It began simply. A direct message on Twitter first, followed by texts; those texts, in turn, begat plans. With those plans came anxiety and apprehension – I didn’t know you, not your face or your voice or anything else, and I wasn’t sure I was ready to – but also something exciting, a strange and unexpected hope hovering quietly on the horizon. And then we met, conversed and laughed oh so easily, and hours bled across hours. (Evaporating time would become a recurring phenomenon for us.) Leaves boughed low with the brilliant yellow-green of growth, the trail we were traipsing just muddy enough that we each brought a bit of it with us into the evening. An afternoon turned into three days. And then you left.

You came, and then you left. Physically, anyway. You left a piece of yourself here, perhaps wholly unintentionally at first, but daily tethered were we by texts, emails, phone calls when you weren’t sure you could or wanted to keep going, when you wanted to hear my voice, when you wanted to pretend to be upset I was standing with my feet in the Pacific and you weren’t.
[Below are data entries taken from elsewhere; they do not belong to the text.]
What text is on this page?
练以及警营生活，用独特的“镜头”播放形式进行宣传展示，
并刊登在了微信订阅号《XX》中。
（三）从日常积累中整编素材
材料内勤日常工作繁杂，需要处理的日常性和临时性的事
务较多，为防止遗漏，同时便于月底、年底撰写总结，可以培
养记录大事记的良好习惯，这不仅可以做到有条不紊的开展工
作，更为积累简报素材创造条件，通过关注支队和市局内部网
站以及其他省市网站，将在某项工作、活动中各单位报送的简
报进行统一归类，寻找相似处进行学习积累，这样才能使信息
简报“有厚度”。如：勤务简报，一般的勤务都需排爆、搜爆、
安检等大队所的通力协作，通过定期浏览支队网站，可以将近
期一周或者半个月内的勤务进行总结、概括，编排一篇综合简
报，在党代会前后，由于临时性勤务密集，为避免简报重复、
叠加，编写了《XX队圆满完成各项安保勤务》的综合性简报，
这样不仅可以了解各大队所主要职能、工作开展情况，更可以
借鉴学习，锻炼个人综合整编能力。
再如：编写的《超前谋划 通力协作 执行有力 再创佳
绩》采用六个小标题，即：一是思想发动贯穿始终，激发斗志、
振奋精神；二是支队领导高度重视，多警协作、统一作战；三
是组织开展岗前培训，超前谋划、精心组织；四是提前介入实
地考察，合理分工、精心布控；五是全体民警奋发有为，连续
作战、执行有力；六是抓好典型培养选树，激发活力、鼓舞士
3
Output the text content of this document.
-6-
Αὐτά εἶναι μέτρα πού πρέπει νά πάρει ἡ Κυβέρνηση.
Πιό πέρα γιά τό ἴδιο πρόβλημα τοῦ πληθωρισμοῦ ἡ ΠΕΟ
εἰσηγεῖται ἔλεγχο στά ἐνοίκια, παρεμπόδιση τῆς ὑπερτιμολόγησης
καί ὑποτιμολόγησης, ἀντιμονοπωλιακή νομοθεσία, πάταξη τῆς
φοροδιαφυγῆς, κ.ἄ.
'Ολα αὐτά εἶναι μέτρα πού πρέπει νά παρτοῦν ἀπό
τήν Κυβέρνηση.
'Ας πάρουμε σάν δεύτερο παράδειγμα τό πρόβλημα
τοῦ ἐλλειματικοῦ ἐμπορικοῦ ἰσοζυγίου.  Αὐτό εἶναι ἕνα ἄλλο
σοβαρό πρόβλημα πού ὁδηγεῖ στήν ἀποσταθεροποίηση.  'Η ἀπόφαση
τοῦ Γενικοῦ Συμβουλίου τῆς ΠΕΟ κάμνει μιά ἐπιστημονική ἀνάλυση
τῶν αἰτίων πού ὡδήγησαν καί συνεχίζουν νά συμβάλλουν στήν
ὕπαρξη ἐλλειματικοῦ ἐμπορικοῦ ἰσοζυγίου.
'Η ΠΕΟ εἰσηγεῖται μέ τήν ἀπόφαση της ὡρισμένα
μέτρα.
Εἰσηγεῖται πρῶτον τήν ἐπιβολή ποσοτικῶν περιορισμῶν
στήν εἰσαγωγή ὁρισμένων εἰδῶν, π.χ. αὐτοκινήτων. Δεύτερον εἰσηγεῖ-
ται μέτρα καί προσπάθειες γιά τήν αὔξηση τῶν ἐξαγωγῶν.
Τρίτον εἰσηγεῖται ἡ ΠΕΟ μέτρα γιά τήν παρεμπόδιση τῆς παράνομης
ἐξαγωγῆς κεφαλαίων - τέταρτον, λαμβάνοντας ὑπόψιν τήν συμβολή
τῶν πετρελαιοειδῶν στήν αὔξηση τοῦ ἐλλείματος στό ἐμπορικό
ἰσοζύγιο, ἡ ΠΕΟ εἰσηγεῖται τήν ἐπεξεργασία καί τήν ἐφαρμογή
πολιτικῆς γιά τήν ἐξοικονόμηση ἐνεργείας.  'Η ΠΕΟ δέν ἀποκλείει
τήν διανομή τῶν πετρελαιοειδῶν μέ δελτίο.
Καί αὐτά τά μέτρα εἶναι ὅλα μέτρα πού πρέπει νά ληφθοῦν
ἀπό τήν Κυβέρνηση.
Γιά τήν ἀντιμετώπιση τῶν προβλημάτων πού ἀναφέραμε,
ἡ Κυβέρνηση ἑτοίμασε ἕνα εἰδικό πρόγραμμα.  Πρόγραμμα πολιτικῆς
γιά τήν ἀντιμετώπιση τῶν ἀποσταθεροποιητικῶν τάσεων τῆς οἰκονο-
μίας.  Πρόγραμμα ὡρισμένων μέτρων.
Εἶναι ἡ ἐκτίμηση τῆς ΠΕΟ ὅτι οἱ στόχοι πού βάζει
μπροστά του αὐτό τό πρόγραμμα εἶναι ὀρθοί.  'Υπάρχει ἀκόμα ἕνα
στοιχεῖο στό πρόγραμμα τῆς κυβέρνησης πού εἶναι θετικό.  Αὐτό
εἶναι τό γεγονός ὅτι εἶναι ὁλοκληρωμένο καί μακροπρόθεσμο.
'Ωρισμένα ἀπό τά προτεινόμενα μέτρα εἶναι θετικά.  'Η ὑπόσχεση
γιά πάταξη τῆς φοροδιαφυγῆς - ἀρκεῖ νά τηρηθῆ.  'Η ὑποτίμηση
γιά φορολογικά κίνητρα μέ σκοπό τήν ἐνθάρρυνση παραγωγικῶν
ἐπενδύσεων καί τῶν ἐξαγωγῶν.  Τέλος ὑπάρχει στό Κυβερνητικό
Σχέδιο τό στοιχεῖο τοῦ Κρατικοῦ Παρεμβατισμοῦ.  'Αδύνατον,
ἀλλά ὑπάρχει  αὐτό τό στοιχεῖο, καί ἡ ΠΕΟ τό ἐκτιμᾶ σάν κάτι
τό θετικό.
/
But ride off, you did – as you had to, and as I was excited for you to, even as I realized missing you had already most likely become inevitable. Pushed and pulled pedals through the miles of fatigue you insisted on spending yourself on, losing yourself in – and that was your summer. My summer was likewise a blur – of legs treading trails, ogling waterfalls, embracing a new level of busy, but also laden with anticipation, this adorable pterodactyl niece on the way, training for races I wasn’t sure I could really run, a friendship steadily deepening with daily exchanges, so many changes on the horizon.

Some things impending don’t need a name, but we tried anyway: a white whale, an albatross, separate souls adrift in the same sea. Writers both, we’d each our own heads to lose ourselves in with little effort. I tried to think it was nothing, knew it was something; you said you weren’t sure it could be anything, even as you routinely acted as if it were everything.

We staged a great road trip adventure (complete with exclaiming acronym!) and snagged weekends thereafter, kidnapped them from our respective schedules. I fell in love with a small town nestled beneath some of the most stunning mountains I’ve ever seen, and you kept finding ways to keep me there. Thanksgiving became a three-week festivity, lingering nearly to Christmas. Your landlord joked I’d moved in; my friends wondered if I was ever coming back to Portland. What had been a someday, maybe fell instead toward when?

I came home – or to what has these past four years been home – and you followed only a few days later. Co-workers were met, and then a few weeks later, family introduced. Packing became my daily evening ritual; each box sealed was another step from before to after, the unsteady in-between-times past to this happily unwritten present: exciting new terrain to navigate and explore. There are plenty of questions, yes, but it seems like maybe there are just as many answers, even if we haven’t yet unearthed all the right words for them.

The change of address forms are through; this week is my last here, though I’ll surely be back to visit my beloved and eccentric Portlandia, to hug the bodies belonging to the faces of those I can count on missing terribly, to frequent favorite haunts and all the best coffee shops.

In a week, I’ll again be a Washingtonian, nearer those snowy peaks and cold mountain lakes. In a week, I’ll have traded the bustling city streets of Portland for the hard-packed and secluded trails of Wenatchee foothills. In a week, I’ll have traded this stretch of Columbia for that. In a week, I’ll be with you – and for the first time, I won’t just be visiting.